Some astronomers say the James Webb images refute the Big Bang theory
In recent days, an article has circulated on the Internet claiming that images taken by the James Webb Telescope (JWST) have refuted the big bang theory.
The JWST is capable of seeing the earliest times of the universe. However, an article titled “The Big Bang Didn\’t Happen” claims that the JWST images somehow “caused panic among cosmologists” because they contradict the Big Bang theory.
The article\’s author, Eric Lerner, goes on to quote another astronomer, Allison Kirkpatrick of the University of Kansas:
“Right now I\’m awake at 3 in the morning wondering if I\’ve done it all wrong.”
“A friend warned me about this article and now I can\’t stop getting emails applauding my bravery in screwing up the Big Bang,” she tweeted.
Kirkpatrick discussed several new data showing that galaxies have disks much earlier than we expected. Although this may require adjustments in the theories of galaxy formation, she does not revise the Big Bang theory at all, to which she Kirkpatrick did not refer.

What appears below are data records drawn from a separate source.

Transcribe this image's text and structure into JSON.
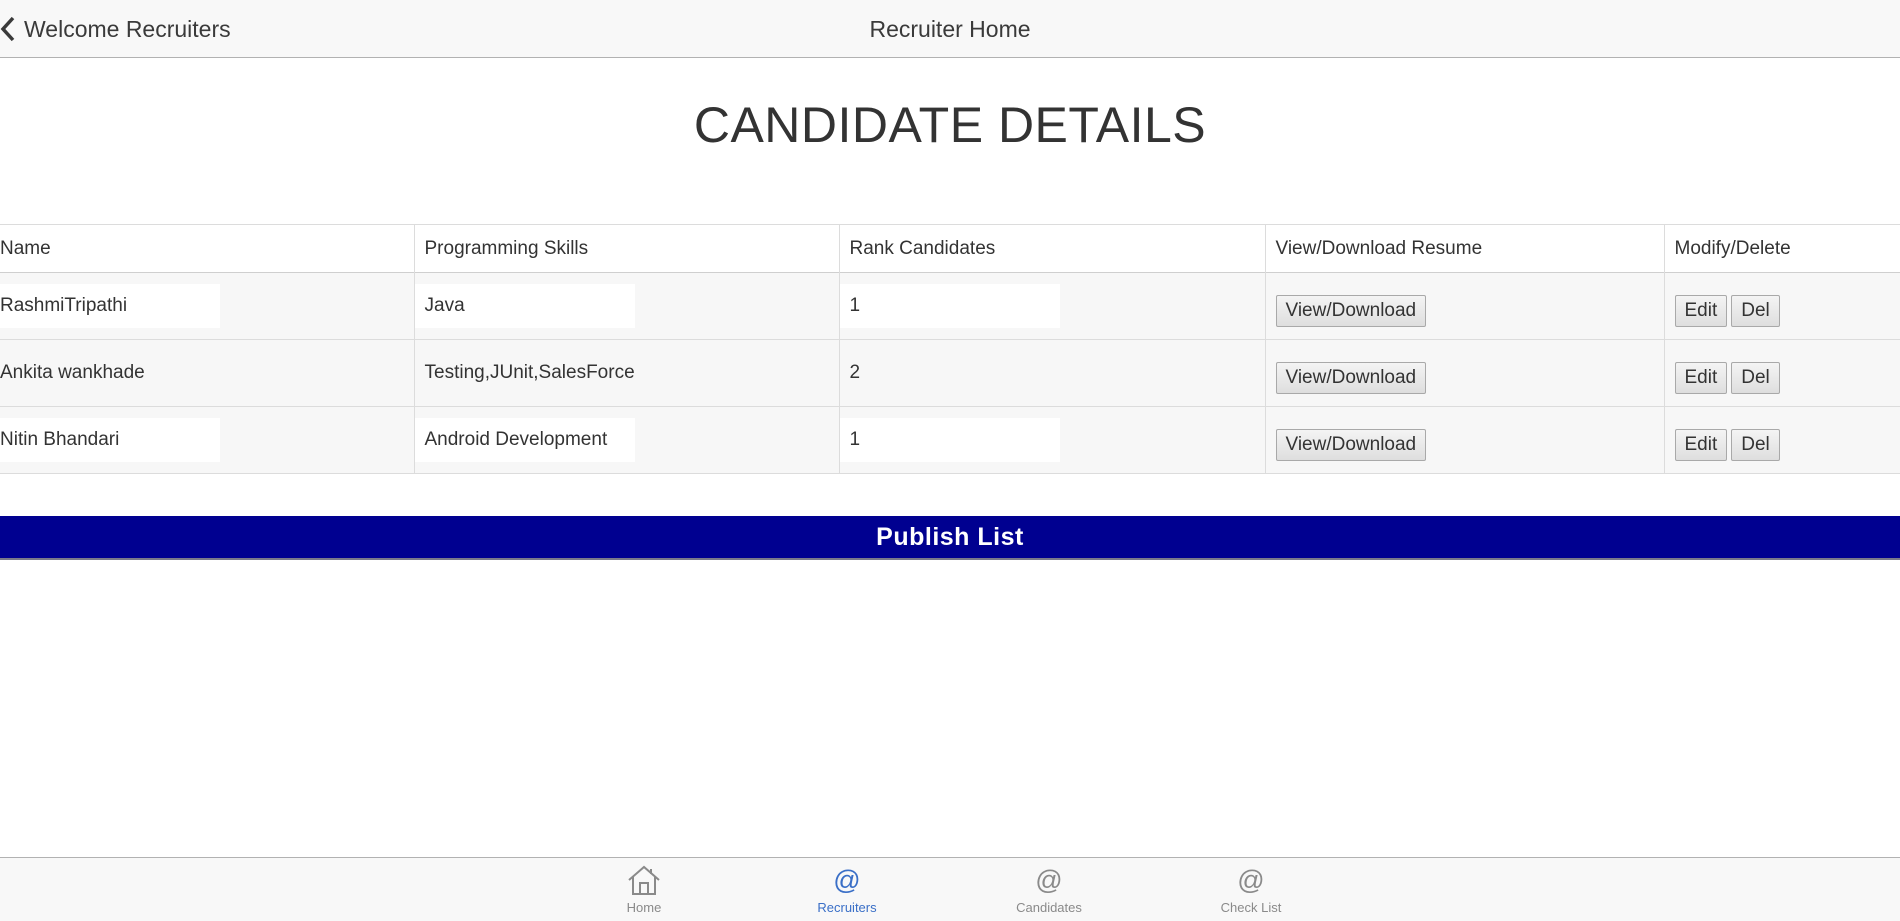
{
  "navbar": {
    "back_label": "Welcome Recruiters",
    "title": "Recruiter Home"
  },
  "page": {
    "heading": "CANDIDATE DETAILS"
  },
  "table": {
    "headers": [
      "Name",
      "Programming Skills",
      "Rank Candidates",
      "View/Download Resume",
      "Modify/Delete"
    ],
    "rows": [
      {
        "name": "RashmiTripathi",
        "skills": "Java",
        "rank": "1",
        "view_label": "View/Download",
        "edit_label": "Edit",
        "del_label": "Del",
        "boxed": true
      },
      {
        "name": "Ankita wankhade",
        "skills": "Testing,JUnit,SalesForce",
        "rank": "2",
        "view_label": "View/Download",
        "edit_label": "Edit",
        "del_label": "Del",
        "boxed": false
      },
      {
        "name": "Nitin Bhandari",
        "skills": "Android Development",
        "rank": "1",
        "view_label": "View/Download",
        "edit_label": "Edit",
        "del_label": "Del",
        "boxed": true
      }
    ]
  },
  "publish": {
    "label": "Publish List",
    "color": "#000090"
  },
  "tabbar": {
    "active_color": "#3a6fc7",
    "tabs": [
      {
        "label": "Home",
        "icon": "home-icon"
      },
      {
        "label": "Recruiters",
        "icon": "at-icon",
        "active": true
      },
      {
        "label": "Candidates",
        "icon": "at-icon"
      },
      {
        "label": "Check List",
        "icon": "at-icon"
      }
    ],
    "at_glyph": "@"
  }
}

In fact, Ella Kirkpatrick suggests that the JWST images “support the Big Bang model because they show us that the first galaxies were different from the galaxies we see today: they were much smaller.”

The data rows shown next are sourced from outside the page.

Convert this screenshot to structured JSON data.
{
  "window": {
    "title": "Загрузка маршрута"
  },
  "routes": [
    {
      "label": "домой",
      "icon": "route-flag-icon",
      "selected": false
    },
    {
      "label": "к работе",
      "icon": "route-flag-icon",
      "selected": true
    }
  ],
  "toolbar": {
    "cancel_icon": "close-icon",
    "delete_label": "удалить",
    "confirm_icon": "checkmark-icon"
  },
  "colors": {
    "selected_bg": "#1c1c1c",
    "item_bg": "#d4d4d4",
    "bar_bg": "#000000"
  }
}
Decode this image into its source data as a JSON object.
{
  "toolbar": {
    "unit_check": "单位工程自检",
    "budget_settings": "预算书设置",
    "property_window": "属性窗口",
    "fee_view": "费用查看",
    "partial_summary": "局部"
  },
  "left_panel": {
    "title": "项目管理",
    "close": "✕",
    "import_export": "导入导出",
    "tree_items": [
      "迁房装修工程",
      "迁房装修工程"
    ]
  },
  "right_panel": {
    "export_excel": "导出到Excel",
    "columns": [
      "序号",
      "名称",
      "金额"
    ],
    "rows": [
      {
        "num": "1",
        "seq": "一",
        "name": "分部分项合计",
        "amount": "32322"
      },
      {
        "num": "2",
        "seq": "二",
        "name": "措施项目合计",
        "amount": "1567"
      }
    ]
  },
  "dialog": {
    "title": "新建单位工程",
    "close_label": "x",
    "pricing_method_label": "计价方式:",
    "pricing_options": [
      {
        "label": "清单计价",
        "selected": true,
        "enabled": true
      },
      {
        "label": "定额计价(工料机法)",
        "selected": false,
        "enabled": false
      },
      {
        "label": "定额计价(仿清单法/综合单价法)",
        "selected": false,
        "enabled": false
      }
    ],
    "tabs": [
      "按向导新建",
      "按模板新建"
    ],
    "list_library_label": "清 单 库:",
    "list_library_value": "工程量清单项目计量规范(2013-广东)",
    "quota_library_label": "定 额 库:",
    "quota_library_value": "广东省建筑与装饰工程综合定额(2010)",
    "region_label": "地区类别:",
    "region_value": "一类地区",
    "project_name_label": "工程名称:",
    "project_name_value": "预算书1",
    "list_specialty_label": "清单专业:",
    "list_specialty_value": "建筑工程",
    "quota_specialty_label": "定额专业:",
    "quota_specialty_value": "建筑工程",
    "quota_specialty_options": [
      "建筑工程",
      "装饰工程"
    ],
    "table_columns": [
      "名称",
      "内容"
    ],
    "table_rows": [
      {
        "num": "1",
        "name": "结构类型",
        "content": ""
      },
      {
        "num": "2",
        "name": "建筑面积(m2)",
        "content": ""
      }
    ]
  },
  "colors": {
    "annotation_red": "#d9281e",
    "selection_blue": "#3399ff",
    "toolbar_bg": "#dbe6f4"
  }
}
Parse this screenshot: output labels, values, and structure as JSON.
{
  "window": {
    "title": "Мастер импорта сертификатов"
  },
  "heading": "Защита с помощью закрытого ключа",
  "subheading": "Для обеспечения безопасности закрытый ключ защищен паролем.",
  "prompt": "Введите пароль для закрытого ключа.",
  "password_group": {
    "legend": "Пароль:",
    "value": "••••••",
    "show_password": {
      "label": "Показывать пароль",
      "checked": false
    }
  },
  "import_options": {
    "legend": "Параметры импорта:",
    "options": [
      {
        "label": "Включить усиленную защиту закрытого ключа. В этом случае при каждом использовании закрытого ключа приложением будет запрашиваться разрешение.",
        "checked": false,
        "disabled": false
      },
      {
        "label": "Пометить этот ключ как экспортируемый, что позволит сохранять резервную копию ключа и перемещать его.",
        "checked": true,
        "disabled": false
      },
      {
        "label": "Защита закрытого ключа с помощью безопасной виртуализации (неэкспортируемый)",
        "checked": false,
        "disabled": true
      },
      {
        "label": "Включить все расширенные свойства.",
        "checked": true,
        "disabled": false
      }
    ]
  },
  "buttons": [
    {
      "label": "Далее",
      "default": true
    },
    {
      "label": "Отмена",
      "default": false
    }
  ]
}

In one part of the article, Lerner seems to suggest that older stars have been discovered than the Big Bang theory would allow, and that since the JWST can see the color of distant galaxies, the red color of distant galaxies means that they contain very old stars
“According to the Big Bang theory, the most distant galaxies in the JWST images are seen as they were only 400-500 million years after the beginning of the universe,” Lerner wrote.

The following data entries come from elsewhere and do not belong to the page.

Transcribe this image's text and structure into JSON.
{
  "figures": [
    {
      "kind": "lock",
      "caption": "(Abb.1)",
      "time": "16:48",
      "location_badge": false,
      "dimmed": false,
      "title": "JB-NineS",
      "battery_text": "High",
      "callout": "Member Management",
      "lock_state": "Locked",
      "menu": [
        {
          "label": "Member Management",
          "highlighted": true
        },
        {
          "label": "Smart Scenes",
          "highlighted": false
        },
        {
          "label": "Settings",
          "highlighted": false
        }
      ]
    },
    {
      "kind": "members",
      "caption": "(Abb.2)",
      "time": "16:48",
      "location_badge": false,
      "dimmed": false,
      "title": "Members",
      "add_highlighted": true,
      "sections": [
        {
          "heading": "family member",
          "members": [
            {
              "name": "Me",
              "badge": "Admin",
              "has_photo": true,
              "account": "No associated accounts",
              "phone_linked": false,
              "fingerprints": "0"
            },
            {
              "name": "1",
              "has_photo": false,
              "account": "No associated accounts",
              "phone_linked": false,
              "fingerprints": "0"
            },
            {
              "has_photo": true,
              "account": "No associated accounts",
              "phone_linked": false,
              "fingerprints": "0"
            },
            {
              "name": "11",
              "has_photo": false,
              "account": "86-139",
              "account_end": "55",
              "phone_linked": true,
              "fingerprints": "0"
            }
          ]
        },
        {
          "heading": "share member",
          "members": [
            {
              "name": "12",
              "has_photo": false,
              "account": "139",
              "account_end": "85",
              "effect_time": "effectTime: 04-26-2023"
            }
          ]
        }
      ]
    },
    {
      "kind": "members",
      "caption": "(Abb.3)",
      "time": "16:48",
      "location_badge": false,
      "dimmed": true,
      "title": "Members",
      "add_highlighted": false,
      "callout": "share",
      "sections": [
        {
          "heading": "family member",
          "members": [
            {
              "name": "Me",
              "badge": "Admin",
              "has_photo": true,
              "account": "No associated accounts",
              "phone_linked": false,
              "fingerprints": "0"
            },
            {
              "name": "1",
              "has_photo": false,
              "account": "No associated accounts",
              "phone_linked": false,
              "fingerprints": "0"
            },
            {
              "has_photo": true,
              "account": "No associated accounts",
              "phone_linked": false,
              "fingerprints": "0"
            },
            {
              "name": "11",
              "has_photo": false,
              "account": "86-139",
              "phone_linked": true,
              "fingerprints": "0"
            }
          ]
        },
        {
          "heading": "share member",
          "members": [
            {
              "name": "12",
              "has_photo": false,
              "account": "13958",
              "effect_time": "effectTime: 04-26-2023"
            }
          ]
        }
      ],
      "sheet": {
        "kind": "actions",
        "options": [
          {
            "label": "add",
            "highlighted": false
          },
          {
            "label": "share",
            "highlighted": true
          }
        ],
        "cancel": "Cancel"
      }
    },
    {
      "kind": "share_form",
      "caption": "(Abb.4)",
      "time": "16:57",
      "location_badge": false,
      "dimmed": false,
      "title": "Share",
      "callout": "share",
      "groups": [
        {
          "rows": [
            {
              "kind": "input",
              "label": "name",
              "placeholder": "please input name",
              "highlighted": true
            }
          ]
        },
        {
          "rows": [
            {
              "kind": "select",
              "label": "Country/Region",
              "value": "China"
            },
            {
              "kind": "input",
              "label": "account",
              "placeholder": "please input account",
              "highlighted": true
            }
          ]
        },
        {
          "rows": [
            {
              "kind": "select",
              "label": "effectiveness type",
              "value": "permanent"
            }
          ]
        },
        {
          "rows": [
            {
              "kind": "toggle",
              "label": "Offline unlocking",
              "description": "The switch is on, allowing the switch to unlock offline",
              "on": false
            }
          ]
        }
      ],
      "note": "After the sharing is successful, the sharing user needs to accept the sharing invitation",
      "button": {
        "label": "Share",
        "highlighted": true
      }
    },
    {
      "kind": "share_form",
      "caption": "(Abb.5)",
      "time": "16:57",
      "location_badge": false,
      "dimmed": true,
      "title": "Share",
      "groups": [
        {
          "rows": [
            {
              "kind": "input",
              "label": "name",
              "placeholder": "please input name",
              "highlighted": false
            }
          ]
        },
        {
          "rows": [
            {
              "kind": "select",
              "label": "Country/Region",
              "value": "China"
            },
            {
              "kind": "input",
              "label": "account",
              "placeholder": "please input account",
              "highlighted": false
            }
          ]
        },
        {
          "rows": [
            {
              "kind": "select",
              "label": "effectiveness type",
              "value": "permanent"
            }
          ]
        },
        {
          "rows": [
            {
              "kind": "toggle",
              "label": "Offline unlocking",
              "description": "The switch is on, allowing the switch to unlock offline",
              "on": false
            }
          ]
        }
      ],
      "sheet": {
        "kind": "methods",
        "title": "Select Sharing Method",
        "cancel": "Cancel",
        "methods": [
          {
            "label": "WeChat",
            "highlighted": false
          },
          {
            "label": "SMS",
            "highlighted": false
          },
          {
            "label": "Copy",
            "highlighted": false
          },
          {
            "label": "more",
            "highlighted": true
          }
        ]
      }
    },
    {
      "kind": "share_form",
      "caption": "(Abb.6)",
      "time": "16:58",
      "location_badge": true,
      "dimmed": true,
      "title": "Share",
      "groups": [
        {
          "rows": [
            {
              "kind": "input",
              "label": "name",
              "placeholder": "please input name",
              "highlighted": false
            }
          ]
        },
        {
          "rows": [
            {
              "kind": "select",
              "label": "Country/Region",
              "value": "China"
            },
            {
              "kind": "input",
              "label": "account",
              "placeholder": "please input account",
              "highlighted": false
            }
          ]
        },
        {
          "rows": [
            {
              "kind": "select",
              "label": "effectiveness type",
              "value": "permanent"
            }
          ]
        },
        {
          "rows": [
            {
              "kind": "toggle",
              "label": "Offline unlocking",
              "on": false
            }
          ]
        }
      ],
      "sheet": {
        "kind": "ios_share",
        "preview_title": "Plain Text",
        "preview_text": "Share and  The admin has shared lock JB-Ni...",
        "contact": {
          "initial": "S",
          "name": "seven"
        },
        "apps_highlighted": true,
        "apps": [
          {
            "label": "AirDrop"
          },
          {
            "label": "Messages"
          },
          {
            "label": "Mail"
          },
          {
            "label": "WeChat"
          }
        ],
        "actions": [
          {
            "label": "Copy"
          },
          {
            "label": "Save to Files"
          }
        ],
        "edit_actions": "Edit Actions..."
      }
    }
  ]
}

“However, some galaxies have already shown stellar populations older than a billion years. Since nothing could have come into existence before the Big Bang, the existence of these galaxies proves that there was no Big Bang.”
But as Brian Keating points out, “first we have to make sure that the calibration between redshift and distance is done” because the expansion of the universe causes a redshift.
At best, the papers Lerner cites suggest that we may need to revise our theories of galaxy formation to explain how stellar disks appeared so quickly.